I remember my mom coming to visit and waking up in the night with our little bundle of joy who wouldn't stop howling. I awoke several hours later to a quiet house, certain Madeleine must have died. What new mother hasn't been fed and fully digested horror stories of SIDS? I leaped out of bed and ran through our apartment with my heart pounding. And there she was. Fast asleep on Grandma's chest. A quiet baby? I thought to myself with amazement. It was nothing short of miraculous.
The night before my mom was scheduled to leave I couldn't sleep. She was leaving me alone? Did anyone think this was a great idea? When I tried to bathe Madeleine for the first time I stuck her in the bathtub and turned the faucet on full blast. Nobody had told me about sponge baths in the sink for a five pound baby! Wasn't this a clue that there might be other motherhood mysteries, important ones, that I still needed to learn? Was I the only one who felt adult supervision, preferably by an experienced mother, might be the way to go?
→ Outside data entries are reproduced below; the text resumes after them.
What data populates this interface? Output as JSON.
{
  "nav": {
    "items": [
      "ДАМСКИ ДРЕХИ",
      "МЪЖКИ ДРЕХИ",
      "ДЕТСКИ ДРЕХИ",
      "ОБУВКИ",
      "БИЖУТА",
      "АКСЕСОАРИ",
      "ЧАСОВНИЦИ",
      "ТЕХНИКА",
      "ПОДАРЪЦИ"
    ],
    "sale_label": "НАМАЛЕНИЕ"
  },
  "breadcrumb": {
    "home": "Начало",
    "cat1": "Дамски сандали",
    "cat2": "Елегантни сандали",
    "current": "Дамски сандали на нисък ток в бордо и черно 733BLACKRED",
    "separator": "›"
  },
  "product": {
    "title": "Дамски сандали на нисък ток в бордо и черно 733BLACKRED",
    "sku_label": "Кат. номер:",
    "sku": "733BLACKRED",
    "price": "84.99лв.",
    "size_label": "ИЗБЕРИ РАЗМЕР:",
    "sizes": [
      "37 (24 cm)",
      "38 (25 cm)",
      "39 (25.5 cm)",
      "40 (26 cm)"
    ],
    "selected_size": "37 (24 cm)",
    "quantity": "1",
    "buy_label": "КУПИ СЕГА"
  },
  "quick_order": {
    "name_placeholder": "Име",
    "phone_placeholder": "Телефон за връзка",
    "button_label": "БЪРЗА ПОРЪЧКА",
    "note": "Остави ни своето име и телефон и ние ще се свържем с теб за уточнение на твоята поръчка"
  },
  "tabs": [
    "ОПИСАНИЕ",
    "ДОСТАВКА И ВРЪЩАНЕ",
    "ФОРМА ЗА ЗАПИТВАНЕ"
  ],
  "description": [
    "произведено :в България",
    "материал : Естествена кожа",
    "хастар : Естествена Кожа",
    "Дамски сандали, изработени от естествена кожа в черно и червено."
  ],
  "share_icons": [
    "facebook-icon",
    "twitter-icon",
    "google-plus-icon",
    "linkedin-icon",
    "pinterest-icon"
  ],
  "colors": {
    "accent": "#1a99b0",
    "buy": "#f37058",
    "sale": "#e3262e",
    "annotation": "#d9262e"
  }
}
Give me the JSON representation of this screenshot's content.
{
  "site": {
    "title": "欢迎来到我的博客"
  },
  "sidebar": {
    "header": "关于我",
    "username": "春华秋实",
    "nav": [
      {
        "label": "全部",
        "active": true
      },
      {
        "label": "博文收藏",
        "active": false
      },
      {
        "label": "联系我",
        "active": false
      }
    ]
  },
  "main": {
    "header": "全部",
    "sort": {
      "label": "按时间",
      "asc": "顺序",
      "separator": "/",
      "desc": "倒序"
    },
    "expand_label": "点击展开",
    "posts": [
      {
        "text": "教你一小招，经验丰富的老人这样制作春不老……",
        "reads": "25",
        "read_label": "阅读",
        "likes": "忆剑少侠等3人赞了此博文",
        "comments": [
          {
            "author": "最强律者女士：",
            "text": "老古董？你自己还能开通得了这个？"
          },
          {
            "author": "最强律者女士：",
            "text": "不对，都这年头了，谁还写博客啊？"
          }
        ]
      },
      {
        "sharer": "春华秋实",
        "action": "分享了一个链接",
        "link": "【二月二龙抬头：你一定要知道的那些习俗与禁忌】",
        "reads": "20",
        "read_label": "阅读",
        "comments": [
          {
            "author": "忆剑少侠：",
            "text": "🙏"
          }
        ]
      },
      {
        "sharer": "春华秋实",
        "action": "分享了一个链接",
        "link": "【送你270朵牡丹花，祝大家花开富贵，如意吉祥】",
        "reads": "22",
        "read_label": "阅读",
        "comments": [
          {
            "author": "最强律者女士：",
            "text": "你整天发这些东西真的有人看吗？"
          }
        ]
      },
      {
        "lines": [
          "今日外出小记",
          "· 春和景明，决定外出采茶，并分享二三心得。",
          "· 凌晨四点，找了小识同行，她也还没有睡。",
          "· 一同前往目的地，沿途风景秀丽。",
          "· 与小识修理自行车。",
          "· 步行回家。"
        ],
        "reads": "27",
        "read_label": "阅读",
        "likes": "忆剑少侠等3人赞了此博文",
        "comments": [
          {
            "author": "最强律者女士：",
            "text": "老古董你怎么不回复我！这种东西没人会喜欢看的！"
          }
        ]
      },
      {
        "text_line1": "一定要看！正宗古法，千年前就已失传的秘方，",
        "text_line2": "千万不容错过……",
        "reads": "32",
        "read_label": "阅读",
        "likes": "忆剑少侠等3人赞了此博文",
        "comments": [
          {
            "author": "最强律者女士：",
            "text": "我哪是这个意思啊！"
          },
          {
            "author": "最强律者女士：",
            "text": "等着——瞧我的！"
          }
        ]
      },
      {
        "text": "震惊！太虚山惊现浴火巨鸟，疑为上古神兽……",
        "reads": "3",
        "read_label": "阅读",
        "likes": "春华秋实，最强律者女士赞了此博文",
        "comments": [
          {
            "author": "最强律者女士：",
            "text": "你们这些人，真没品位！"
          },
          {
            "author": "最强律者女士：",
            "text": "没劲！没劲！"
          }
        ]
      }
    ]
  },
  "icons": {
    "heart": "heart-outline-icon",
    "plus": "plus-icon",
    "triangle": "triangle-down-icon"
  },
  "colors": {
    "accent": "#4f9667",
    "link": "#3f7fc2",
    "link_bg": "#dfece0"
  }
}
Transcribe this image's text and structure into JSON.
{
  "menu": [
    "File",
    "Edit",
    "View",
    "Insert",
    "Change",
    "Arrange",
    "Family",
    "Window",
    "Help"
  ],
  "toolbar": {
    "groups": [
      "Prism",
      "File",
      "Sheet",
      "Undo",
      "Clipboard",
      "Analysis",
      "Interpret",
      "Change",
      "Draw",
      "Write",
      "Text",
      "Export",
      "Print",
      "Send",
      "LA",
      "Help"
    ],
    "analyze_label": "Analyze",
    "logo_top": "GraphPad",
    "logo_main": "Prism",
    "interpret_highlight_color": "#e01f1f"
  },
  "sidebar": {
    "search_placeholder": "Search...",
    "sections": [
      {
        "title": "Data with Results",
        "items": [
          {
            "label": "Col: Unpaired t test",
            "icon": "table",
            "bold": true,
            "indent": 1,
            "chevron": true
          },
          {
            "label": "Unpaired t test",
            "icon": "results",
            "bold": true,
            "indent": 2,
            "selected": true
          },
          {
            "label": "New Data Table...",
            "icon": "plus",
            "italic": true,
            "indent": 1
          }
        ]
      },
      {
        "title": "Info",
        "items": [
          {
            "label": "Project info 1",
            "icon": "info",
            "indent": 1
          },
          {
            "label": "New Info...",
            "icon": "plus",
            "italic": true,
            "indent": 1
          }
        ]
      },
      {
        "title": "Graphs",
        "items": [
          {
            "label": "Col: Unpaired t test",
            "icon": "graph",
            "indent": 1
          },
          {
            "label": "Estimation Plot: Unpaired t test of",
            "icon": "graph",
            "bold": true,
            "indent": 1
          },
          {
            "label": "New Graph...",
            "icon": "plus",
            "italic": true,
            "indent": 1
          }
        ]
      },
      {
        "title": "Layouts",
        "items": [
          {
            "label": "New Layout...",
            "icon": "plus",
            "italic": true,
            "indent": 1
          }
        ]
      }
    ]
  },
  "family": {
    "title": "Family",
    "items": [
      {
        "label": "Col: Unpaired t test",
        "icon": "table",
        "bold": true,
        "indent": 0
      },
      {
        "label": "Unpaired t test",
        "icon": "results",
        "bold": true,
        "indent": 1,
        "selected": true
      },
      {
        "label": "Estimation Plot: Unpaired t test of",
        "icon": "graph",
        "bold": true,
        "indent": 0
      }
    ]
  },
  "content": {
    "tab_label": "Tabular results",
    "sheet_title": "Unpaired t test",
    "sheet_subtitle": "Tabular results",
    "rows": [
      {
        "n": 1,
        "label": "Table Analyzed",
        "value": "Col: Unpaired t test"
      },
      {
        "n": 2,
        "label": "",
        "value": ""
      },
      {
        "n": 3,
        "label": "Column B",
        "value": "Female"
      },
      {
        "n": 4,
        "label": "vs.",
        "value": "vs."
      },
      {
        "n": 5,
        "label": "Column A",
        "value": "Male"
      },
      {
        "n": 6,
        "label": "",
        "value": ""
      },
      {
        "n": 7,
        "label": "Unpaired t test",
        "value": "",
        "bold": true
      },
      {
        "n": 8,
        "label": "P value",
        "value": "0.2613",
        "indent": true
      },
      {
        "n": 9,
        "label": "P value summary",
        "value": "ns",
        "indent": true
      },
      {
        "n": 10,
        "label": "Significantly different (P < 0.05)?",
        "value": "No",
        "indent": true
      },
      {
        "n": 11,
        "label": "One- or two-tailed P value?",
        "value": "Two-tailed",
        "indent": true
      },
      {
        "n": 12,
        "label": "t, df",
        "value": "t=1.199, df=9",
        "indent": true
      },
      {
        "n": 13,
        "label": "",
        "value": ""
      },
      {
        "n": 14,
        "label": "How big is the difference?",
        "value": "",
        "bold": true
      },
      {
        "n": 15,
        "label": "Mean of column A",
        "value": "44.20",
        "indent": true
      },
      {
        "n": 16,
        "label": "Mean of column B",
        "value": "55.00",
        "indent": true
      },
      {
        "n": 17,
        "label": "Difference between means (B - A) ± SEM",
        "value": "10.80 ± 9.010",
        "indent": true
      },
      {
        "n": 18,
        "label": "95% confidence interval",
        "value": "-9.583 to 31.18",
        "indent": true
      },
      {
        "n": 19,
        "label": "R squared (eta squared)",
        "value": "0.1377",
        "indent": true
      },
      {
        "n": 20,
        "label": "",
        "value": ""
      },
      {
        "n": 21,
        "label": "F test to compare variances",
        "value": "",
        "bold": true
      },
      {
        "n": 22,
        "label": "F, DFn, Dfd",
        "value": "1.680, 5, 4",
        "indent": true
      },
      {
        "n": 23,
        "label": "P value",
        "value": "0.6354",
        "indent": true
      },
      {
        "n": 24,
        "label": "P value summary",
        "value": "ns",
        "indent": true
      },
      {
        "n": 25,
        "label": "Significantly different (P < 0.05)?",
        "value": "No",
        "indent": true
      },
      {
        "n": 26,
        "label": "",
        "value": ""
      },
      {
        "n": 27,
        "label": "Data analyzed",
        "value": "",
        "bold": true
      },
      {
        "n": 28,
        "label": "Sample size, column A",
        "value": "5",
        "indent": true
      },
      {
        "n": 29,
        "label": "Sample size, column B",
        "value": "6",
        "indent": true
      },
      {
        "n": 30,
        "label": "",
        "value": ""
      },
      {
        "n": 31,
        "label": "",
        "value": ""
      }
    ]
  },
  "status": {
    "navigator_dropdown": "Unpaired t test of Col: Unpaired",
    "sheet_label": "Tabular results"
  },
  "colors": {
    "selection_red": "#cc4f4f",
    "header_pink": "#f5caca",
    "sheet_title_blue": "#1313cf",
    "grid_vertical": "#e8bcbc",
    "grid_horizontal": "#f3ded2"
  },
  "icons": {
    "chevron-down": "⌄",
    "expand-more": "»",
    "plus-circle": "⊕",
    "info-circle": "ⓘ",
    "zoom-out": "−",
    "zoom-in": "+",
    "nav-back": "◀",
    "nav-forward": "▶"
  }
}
When I awoke the next morning our house smelled like roasted chicken and cloves. I found my mom in the kitchen stirring a huge pot of her "almost homemade chicken noodle soup." She had been up since dawn and I marveled at the nobility of this farewell gesture. With a memory like this, is it a surprise that I associate food with love and healing?
Good food is at the center of all my most important relationships. With my friends it's fun, with my family it's healthful and uniting, and with my mother, in that moment, it was something else. It was lots of things. A profound, much needed reassurance. An apology- I'm sorry I have to leave, but I'm doing everything I can to help before I go. And an instructive lesson on the unspoken love language between mothers and daughters. For me, this recipe will always be chicken soup for my soul.
photo credit |
Kay's Almost Homemade Chicken Noodle Soup
1 whole chicken or 2 lbs. chicken breasts or 1 rotisserie chicken
3-5 whole cloves
one onion, diced
2 carrots, sliced
2 celery stalks, sliced
5 chicken bouillion cubes
1 or 2 12oz.packages frozen homemade egg noodles (look in frozen food aisle by rolls). We like extra noodles so we use 2 packages.
Simmer chicken in stock pot with cloves until cooked through. Remove chicken, set aside to cool. Add noodles, bouillion, and veggies to stock pot and simmer until tender. Meanwhile, pull chicken from bone and cut into bite sized pieces. When veggies and noodles are tender, add chicken and stir. Remove cloves with slotted spoon as you serve the soup.